Allarme mucca pazza. La Spezia – Allarme BSE (encefalopatia spongiforme bovina), meglio conosciuta come sindrome della mucca pazza. Stavolta non si è trattato del classico spettacolo comico per bambini organizzato dalla compagnia “La mucca pazza” del quartiere Migliarina di Viareggio; ma, a segnalare il pericolo BSE è stato, invece, intorno alle 19,00 di ieri, l’Ufficio Dogane del Porto di La Spezia che, attraverso la collaborazione del Nas dei carabinieri di Genova, ha rinvenuto e sequestrato un carico di circa 9000 tonnellate di proteine animali “trasformate”; confezionate e dichiarate come mangimi composti e concimi organici.

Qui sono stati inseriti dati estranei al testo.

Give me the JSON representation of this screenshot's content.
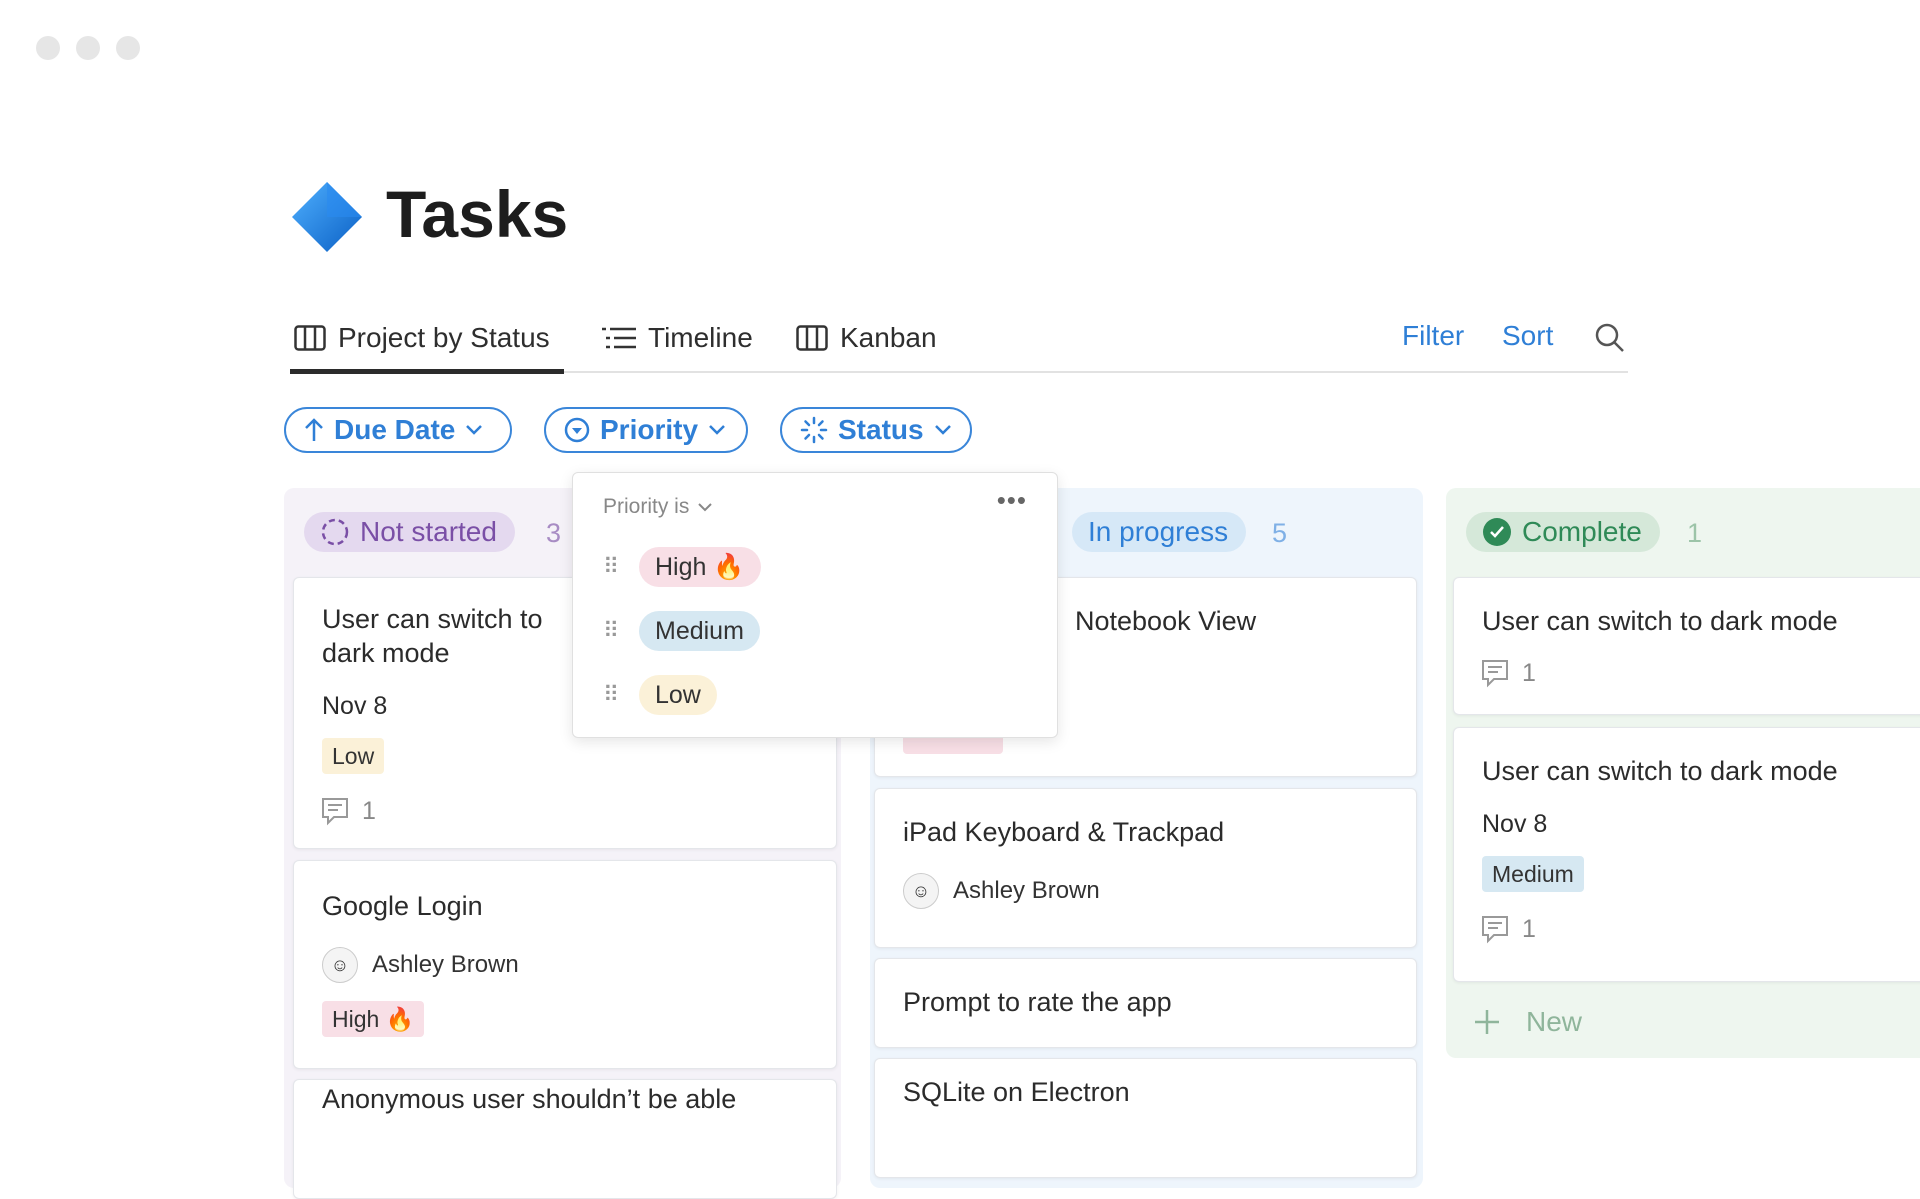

Prontezza e competenza da parte delle autorità preposte ai controlli dei traffici doganali che, anche grazie all’avanguardia di un team medico specializzato in “sindrome BSE”, ha scongiurato l’imminente tragedia.

 

Allarme mucca pazza. La Spezia testa la mucca pazza. Il caso ha voluto che questo increscioso episodio avesse luogo proprio a La Spezia scenario, nel 2014, di una importante rivoluzione in campo scientifico.
L’ equipe medica dell’Università di Verona, che vedeva in prima linea la giovane ricercatrice spezzina Matilde Bongianni, mise a punto il primo test al mondo in grado di diagnosticare la “sindrome della mucca pazza”. Con l’ausilio dello staff di ricercatori americani del National Institute of Health si riuscì, attraverso l’analisi di un campione di urina, ad individuare i prioni, ossia le proteine alterate responsabili della sindrome da BSE. In Italia i casi accertati di morte causati dal morbo della mucca pazza sono 2.107 e, tra le regioni più colpite,  l’Umbria e la Val d’Aosta sono, rispettivamente, al primo e al secondo posto. I primi casi di “malattia da prioni” si registrarono in Gran Bretagna, nel 1986; sotto accusa la “sorveglianza passiva” dei bovini, che venivano allevati con farine animali prodotte dall’incerenimento di carcasse e di altri scarti da macellazione. Una malattia degenerativa la BSE che, fino ad oggi, non offriva alcuna possibilità di scampo a chi, disgraziatamente, la incontrava sul suo cammino. Oggi il test in vitro, antidoto a questa orrenda malattia degenerativa risulta, tuttavia, impotente di fronte all’imperante età del malessere della disumanità, che non si arresta neanche di fronte alla sacralità del diritto alla vita.